I asked a question here about this, however I did not really get a full answer there and was pointed towards this site. So does Mozilla put lightweight themes through the same, or at least similar, review process to that of full themes and normal add-ons? Or are there at least any checks for malicious code before the publishing of a lightweight theme?
If there are not, then this should be made clear, and perhaps there should be some sorts of checks, even if that’s scanning the images with a service like VirusTotal or some sort of heuristics- and signature-based malware detection platform.
So they are not checked for anything malicious as images can contain malicious code which normally exploits something in the image handler? You won’t believe the amount of phishing scripts I’ve got from images going into my cache… In fact images are currently the most popular, and one of the most affective ways of transmitting malware… So I hope that I can get some assurance that the images are just images, and there’s nothing more to them.
Given the size limitations it would be rather hard I’d think. 3000px by 200px, PNG or JPG and 300KB or smaller. You’d have to write some pretty tight malware to fit. The footer is 100px instead of 200px, but otherwise the same requirements.
It may be hard and unlikely, however it is still possible, so are you telling me that there are no malware checks of any kind on these images due to the unlikely hood of any malware being there? Because if the image is so small, then the checks should be small too and minimal, however, there still should be some checks, just in case.
Well, I don’t know of any new specific exploits that Mozilla doesn’t know about, however, I still think that if it’s possible, it should be checked, and if the images really are so small then it shouldn’t be such a big deal to check.

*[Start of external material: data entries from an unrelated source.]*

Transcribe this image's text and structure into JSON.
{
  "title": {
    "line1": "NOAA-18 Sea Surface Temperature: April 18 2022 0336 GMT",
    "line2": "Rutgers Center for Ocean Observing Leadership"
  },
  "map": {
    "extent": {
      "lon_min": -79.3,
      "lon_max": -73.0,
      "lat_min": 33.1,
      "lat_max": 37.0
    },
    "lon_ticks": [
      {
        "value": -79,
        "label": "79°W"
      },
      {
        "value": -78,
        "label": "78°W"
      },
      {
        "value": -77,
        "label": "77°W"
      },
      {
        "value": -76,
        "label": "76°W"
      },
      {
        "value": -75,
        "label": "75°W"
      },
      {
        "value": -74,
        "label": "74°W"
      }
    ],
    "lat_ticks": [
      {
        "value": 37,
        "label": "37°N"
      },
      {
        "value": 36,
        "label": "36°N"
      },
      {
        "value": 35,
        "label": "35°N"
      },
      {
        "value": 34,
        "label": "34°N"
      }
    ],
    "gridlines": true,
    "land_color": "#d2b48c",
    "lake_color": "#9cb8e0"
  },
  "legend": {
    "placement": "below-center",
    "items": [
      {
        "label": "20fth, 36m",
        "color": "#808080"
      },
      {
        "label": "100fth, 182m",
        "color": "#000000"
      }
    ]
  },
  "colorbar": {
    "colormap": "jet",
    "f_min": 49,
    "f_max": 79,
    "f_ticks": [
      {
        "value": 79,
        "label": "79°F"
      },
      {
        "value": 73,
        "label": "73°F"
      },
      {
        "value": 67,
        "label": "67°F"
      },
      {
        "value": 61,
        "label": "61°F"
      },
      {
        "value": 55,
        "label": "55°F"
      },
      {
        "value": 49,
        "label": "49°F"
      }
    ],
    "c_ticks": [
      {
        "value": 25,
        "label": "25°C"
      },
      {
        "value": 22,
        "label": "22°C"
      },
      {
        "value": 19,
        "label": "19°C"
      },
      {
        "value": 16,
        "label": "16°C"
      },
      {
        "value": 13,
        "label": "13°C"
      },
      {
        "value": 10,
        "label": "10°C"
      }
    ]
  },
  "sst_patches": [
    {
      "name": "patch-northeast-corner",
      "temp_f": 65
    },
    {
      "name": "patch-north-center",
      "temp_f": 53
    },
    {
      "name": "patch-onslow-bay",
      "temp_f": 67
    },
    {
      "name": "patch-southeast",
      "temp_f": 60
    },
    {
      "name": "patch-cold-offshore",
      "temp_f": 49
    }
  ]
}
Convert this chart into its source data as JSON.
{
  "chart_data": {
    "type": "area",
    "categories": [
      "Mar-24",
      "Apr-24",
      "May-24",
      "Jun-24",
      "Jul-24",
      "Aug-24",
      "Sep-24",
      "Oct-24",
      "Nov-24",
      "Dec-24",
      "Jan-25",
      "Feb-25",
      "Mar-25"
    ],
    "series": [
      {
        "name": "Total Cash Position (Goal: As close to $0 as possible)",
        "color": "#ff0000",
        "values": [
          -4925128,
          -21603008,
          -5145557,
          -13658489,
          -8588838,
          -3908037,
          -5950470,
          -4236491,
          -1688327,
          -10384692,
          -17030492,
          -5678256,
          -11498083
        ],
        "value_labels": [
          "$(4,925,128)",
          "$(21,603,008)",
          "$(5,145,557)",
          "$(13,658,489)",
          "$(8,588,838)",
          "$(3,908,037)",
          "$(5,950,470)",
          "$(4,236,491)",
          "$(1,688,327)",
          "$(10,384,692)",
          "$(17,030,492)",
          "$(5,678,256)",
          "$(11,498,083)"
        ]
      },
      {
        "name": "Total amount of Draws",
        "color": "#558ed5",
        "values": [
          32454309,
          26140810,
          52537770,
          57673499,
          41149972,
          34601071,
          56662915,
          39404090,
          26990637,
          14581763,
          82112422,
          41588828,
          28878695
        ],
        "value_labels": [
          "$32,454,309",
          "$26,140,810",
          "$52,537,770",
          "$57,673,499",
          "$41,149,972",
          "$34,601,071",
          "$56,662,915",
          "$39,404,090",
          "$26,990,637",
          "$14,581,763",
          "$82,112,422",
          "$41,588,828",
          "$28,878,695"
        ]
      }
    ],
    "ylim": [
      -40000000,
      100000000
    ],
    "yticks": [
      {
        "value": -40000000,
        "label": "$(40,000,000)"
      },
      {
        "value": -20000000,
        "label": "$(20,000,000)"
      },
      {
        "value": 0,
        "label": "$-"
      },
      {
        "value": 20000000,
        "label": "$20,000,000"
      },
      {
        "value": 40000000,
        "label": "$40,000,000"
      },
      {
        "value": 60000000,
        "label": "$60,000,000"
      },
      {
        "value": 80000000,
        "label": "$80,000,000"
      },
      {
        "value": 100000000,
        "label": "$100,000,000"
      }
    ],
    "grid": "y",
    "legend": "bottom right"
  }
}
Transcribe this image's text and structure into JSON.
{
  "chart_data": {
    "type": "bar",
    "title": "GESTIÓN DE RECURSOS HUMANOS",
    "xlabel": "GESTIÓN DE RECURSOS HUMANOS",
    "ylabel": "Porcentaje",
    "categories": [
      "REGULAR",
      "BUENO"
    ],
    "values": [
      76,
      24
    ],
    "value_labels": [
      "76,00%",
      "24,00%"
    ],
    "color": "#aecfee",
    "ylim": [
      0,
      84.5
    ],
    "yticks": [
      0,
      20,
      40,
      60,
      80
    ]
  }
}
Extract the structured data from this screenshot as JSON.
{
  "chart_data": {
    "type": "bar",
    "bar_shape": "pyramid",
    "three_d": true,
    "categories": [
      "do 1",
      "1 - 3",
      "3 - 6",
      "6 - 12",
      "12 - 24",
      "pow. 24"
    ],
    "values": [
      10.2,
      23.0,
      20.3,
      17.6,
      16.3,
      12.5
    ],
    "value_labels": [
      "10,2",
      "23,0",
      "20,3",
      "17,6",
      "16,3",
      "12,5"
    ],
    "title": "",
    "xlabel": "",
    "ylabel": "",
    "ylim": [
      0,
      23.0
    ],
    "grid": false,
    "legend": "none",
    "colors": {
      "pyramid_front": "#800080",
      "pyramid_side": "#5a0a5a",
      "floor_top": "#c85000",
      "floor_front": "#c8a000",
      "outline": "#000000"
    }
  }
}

Both exploits are over a decade old, have been patched, and neither were found in the wild before being exploited. Meaning, if there ever is another one found then Mozilla can scan for the issue until a patch is created for it, until then, it’s undue load.
Images (by themselves) are a terrible way to transmit malware. In the 1990s image handling code used stack buffers, and a stack buffer overflow could change program execution with data from the image. In that environment a standalone image could lead to an exploit.
These days we use allocated heap buffers, and a wild heap buffer overflow will have unpredictable results. It takes a lot of script execution to prepare the memory state so that a heap corruption bug can be a reliable exploit (especially with modern compiler and OS exploit mitigations), and lightweight themes have no scripts. In addition, the image formats we use are stable and well tested. They are old formats and security researchers have been beating on them for years.
If a lightweight theme passes review you don’t need to worry about them.
We do run virus scans on our download servers. Mostly it’s for the add-ons and Firefox itself (just in case!), but if by some chance someone includes a malicious image that doesn’t affect the reviewer but is still a latent exploit then it should be caught in that pass.